Mar 16, 2003 10:07
Just when you thought I was gone for good, I have come back to you with a new journal entry. Usually I like to wait until I am inspired and have something to say, but this time I would just like to express my toughts on a few issues that are on my mind. Drumroll please...the topics of your March 16th journal entry are: Girls(duh), Friends, Spring Break, and School.
Well for a while I have gotten to taking a liking to one girl. I know that usually I like 4 at a time, but this time I have only taken to one. She is like me in some ways, but totally the opposite in others. That is what I need, a girl that isn't exactly like me...last time it just got too annoying. Im sorry, but when you like a person who is just like you, their good traits start to become flaws. The only problem with this girl is that I don't think she can go out with me because of certain circumstances. Its tough to just let go, but at the same time I guess I just have to respect her decision.

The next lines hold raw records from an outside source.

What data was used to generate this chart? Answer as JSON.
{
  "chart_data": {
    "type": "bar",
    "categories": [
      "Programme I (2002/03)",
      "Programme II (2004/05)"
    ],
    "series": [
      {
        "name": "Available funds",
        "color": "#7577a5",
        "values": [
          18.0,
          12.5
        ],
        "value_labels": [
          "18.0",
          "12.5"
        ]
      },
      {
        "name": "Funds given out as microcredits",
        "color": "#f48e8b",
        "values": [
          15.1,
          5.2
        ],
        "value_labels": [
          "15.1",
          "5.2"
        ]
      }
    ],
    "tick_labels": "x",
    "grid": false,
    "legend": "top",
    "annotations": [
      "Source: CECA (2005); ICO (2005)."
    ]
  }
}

My friends can never get any closer to me because they are like my brothers. Sometimes I don't know what goes through their heads, but I know that sometimes they don't know whats going through mine. They are always there to talk to and yes I am always there in return. On Friday, at Alfonsos, it was just a group of friends having fun and doing crazy stuff. Saturday wasn't all that fun, but I enjoyed seeing a movie with Ian, Fonz, and Chris, eating at Bobby's house, and then just sitting there with Bobby as he played the guitar and I freestyled lyrics. Then when I came home, some people came over and spent the night. Although it wasn't the greatest of weekends, its one that always stick with you the most.
What is it, 2 more weeks? Until what? UNTIL THE GREATEST WEEK OF MY LIFE. My senior year spring break with 10 of my good friends. The lineup is as follows: Me, Fonz, Tony, Matt, Ian, Chris T, Brice, Kevin, Brian, and Aaron. It is going to be so much fun. Non-stop parties and endless flirtations with random girls. I need a week like this to just relax because school, my next topic, is getting a little stressful. I think that Spring Break will do wonders for my life, my friendships, and give me memories to take along to college.
SCHOOL SUCKS ASS...and I'll tell you why. It has begun to be a burden on me. I have a very low grade in Calculus, I am loosing my A in anatomy, and I don't even know what to expect in Economics. On top of that, my English teacher thinks its okay to pound us in the ass with random projects and writing assignments. I wish my last days of my senior year could be a little less stressful because on top of that I have the stress of not knowing if I was accepted at the colleges of my choice. Maybe hope will help all my trivial problems. All the stress will be over soon, I just have to hold out until Spring Break and then Graduation.